Как и спустя почти полвека после разговора Урсулы с этой Новой, теперь не всякий скажет, где Квицов. Но некоторые припомнят: а не там ли жила в детстве дочка пастора, а потом канцлер Ангела Меркель? А что вспомнят еще через полвека, это никому неизвестно, и Бог с ним, с этим Квицовым, где бы он ни был, – Урсула подливала кофе и ждала других, интересных, подробностей.

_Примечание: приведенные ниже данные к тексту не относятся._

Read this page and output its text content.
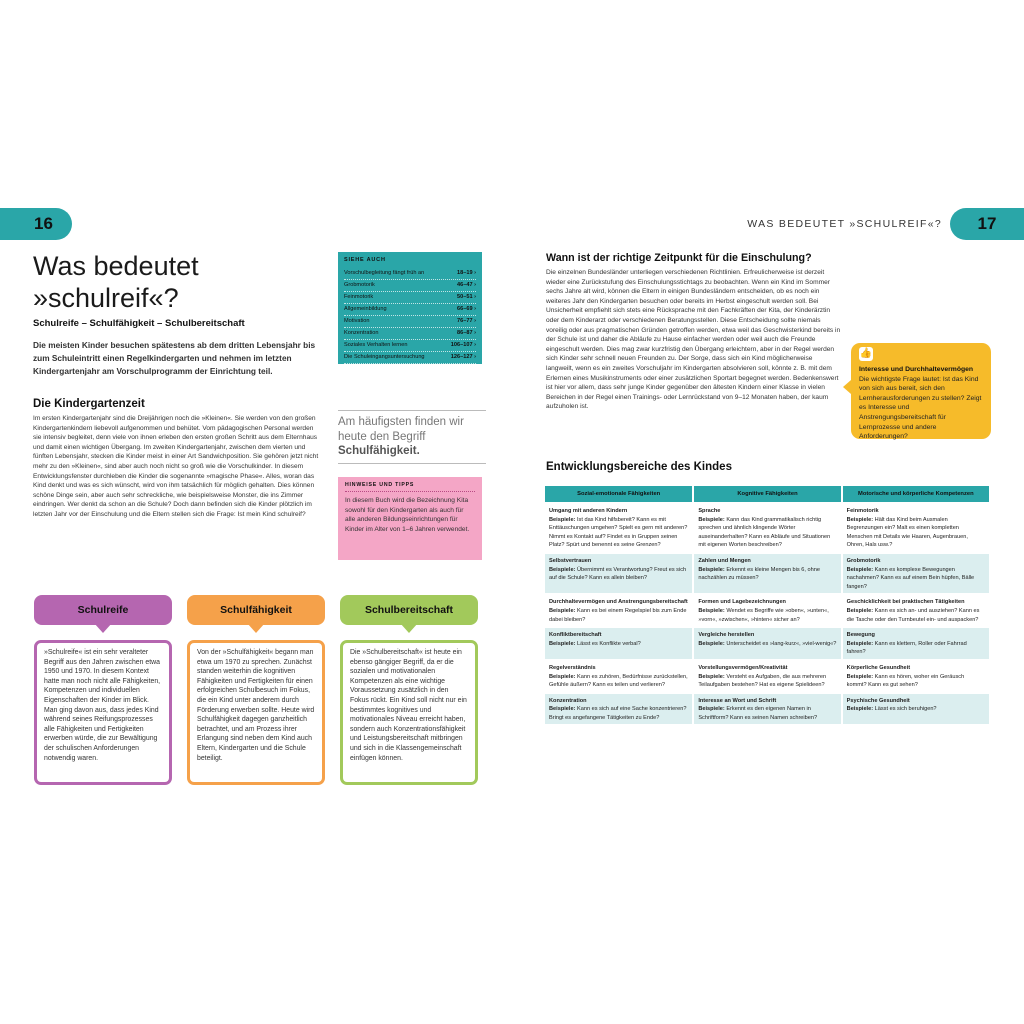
16	WAS BEDEUTET »SCHULREIF«?	17
Was bedeutet
»schulreif«?
Schulreife – Schulfähigkeit – Schulbereitschaft
Die meisten Kinder besuchen spätestens ab dem dritten Lebensjahr bis zum Schuleintritt einen Regelkindergarten und nehmen im letzten Kindergartenjahr am Vorschulprogramm der Einrichtung teil.
Die Kindergartenzeit
Im ersten Kindergartenjahr sind die Dreijährigen noch die »Kleinen«. Sie werden von den großen Kindergartenkindern liebevoll aufgenommen und behütet. Vom pädagogischen Personal werden sie intensiv begleitet, denn viele von ihnen erleben den ersten großen Schritt aus dem Elternhaus und damit einen wichtigen Übergang. Im zweiten Kindergartenjahr, zwischen dem vierten und fünften Lebensjahr, stecken die Kinder meist in einer Art Sandwichposition. Sie gehören jetzt nicht mehr zu den »Kleinen«, sind aber auch noch nicht so groß wie die Vorschulkinder. In diesem Entwicklungsfenster durchleben die Kinder die sogenannte »magische Phase«. Alles, woran das Kind denkt und was es sich wünscht, wird von ihm tatsächlich für möglich gehalten. Dies können schöne Dinge sein, aber auch sehr schreckliche, wie beispielsweise Monster, die ins Zimmer eindringen. Wer denkt da schon an die Schule? Doch dann befinden sich die Kinder plötzlich im letzten Jahr vor der Einschulung und die Eltern stellen sich die Frage: Ist mein Kind schulreif?
SIEHE AUCH
Vorschulbegleitung fängt früh an	18–19 ›
Grobmotorik	46–47 ›
Feinmotorik	50–51 ›
Allgemeinbildung	66–69 ›
Motivation	76–77 ›
Konzentration	86–87 ›
Soziales Verhalten lernen	106–107 ›
Die Schuleingangsuntersuchung	126–127 ›
Am häufigsten finden wir heute den Begriff Schulfähigkeit.
HINWEISE UND TIPPS
In diesem Buch wird die Bezeichnung Kita sowohl für den Kindergarten als auch für alle anderen Bildungseinrichtungen für Kinder im Alter von 1–6 Jahren verwendet.
Schulreife
»Schulreife« ist ein sehr veralteter Begriff aus den Jahren zwischen etwa 1950 und 1970. In diesem Kontext hatte man noch nicht alle Fähigkeiten, Kompetenzen und individuellen Eigenschaften der Kinder im Blick. Man ging davon aus, dass jedes Kind während seines Reifungsprozesses alle Fähigkeiten und Fertigkeiten erwerben würde, die zur Bewältigung der schulischen Anforderungen notwendig waren.
Schulfähigkeit
Von der »Schulfähigkeit« begann man etwa um 1970 zu sprechen. Zunächst standen weiterhin die kognitiven Fähigkeiten und Fertigkeiten für einen erfolgreichen Schulbesuch im Fokus, die ein Kind unter anderem durch Förderung erwerben sollte. Heute wird Schulfähigkeit dagegen ganzheitlich betrachtet, und am Prozess ihrer Erlangung sind neben dem Kind auch Eltern, Kindergarten und die Schule beteiligt.
Schulbereitschaft
Die »Schulbereitschaft« ist heute ein ebenso gängiger Begriff, da er die sozialen und motivationalen Kompetenzen als eine wichtige Voraussetzung zusätzlich in den Fokus rückt. Ein Kind soll nicht nur ein bestimmtes kognitives und motivationales Niveau erreicht haben, sondern auch Konzentrationsfähigkeit und Leistungsbereitschaft mitbringen und sich in die Klassengemeinschaft einfügen können.
Wann ist der richtige Zeitpunkt für die Einschulung?
Die einzelnen Bundesländer unterliegen verschiedenen Richtlinien. Erfreulicherweise ist derzeit wieder eine Zurückstufung des Einschulungsstichtags zu beobachten. Wenn ein Kind im Sommer sechs Jahre alt wird, können die Eltern in einigen Bundesländern entscheiden, ob es noch ein weiteres Jahr den Kindergarten besuchen oder bereits im Herbst eingeschult werden soll. Bei Unsicherheit empfiehlt sich stets eine Rücksprache mit den Fachkräften der Kita, der Kinderärztin oder dem Kinderarzt oder verschiedenen Beratungsstellen. Diese Entscheidung sollte niemals voreilig oder aus pragmatischen Gründen getroffen werden, etwa weil das Geschwisterkind bereits in der Schule ist und daher die Abläufe zu Hause einfacher werden oder weil auch die Freunde eingeschult werden. Dies mag zwar kurzfristig den Übergang erleichtern, aber in der Regel werden sich Kinder sehr schnell neuen Freunden zu. Der Sorge, dass sich ein Kind möglicherweise langweilt, wenn es ein zweites Vorschuljahr im Kindergarten absolvieren soll, könnte z. B. mit dem Erlernen eines Musikinstruments oder einer zusätzlichen Sportart begegnet werden. Bedenkenswert ist hier vor allem, dass sehr junge Kinder gegenüber den ältesten Kindern einer Klasse in vielen Bereichen in der Regel einen Trainings- oder Lernrückstand von 9–12 Monaten haben, der kaum aufzuholen ist.
👍
Interesse und Durchhaltevermögen
Die wichtigste Frage lautet: Ist das Kind von sich aus bereit, sich den Lernherausforderungen zu stellen? Zeigt es Interesse und Anstrengungsbereitschaft für Lernprozesse und andere Anforderungen?
Entwicklungsbereiche des Kindes
Sozial-emotionale Fähigkeiten	Kognitive Fähigkeiten	Motorische und körperliche Kompetenzen

Umgang mit anderen Kindern
Beispiele: Ist das Kind hilfsbereit? Kann es mit Enttäuschungen umgehen? Spielt es gern mit anderen? Nimmt es Kontakt auf? Findet es in Gruppen seinen Platz? Spürt und benennt es seine Grenzen?	Sprache
Beispiele: Kann das Kind grammatikalisch richtig sprechen und ähnlich klingende Wörter auseinanderhalten? Kann es Abläufe und Situationen mit eigenen Worten beschreiben?	Feinmotorik
Beispiele: Hält das Kind beim Ausmalen Begrenzungen ein? Malt es einen kompletten Menschen mit Details wie Haaren, Augenbrauen, Ohren, Hals usw.?

Selbstvertrauen
Beispiele: Übernimmt es Verantwortung? Freut es sich auf die Schule? Kann es allein bleiben?	Zahlen und Mengen
Beispiele: Erkennt es kleine Mengen bis 6, ohne nachzählen zu müssen?	Grobmotorik
Beispiele: Kann es komplexe Bewegungen nachahmen? Kann es auf einem Bein hüpfen, Bälle fangen?

Durchhaltevermögen und Anstrengungsbereitschaft
Beispiele: Kann es bei einem Regelspiel bis zum Ende dabei bleiben?	Formen und Lagebezeichnungen
Beispiele: Wendet es Begriffe wie »oben«, »unten«, »vorn«, »zwischen«, »hinten« sicher an?	Geschicklichkeit bei praktischen Tätigkeiten
Beispiele: Kann es sich an- und ausziehen? Kann es die Tasche oder den Turnbeutel ein- und auspacken?

Konfliktbereitschaft
Beispiele: Lässt es Konflikte verbal?	Vergleiche herstellen
Beispiele: Unterscheidet es »lang-kurz«, »viel-wenig«?	Bewegung
Beispiele: Kann es klettern, Roller oder Fahrrad fahren?

Regelverständnis
Beispiele: Kann es zuhören, Bedürfnisse zurückstellen, Gefühle äußern? Kann es teilen und verlieren?	Vorstellungsvermögen/Kreativität
Beispiele: Versteht es Aufgaben, die aus mehreren Teilaufgaben bestehen? Hat es eigene Spielideen?	Körperliche Gesundheit
Beispiele: Kann es hören, woher ein Geräusch kommt? Kann es gut sehen?

Konzentration
Beispiele: Kann es sich auf eine Sache konzentrieren? Bringt es angefangene Tätigkeiten zu Ende?	Interesse an Wort und Schrift
Beispiele: Erkennt es den eigenen Namen in Schriftform? Kann es seinen Namen schreiben?	Psychische Gesundheit
Beispiele: Lässt es sich beruhigen?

Она чувствовала себя как на спектакле, заученном до мельчайшей реплики, и, скучая, даже немного ускоряла действие. Вскользь указывала Хансу на хозяйственные промахи Новой:
– Кажется, слишком коротко подстрижены розы…
– Ревень пересажен не совсем хорошо, разрастется, и нельзя будет пройти…
– Как старательно твоя полила все грядки! А зря, по телевизору обещали грозу…
Вскидывая рыжие брови и улыбаясь, Урсула заботливо напоминала:
– Пора сеять рассаду! Как, вы еще не делали?! Пора, пора, скажи своей…
Эти надоевшие претендентки на роль хозяйки дома, по величине почти такого же, как у Урсулы, не должны были вырваться за рамки уготованной роли и избежать своей участи. Все должны остаться с носом: и сосед, и его шацхены. Почему они все так простодушны, почему верят ему? Как она сама, сто лет назад, чуть не поверила под вишней.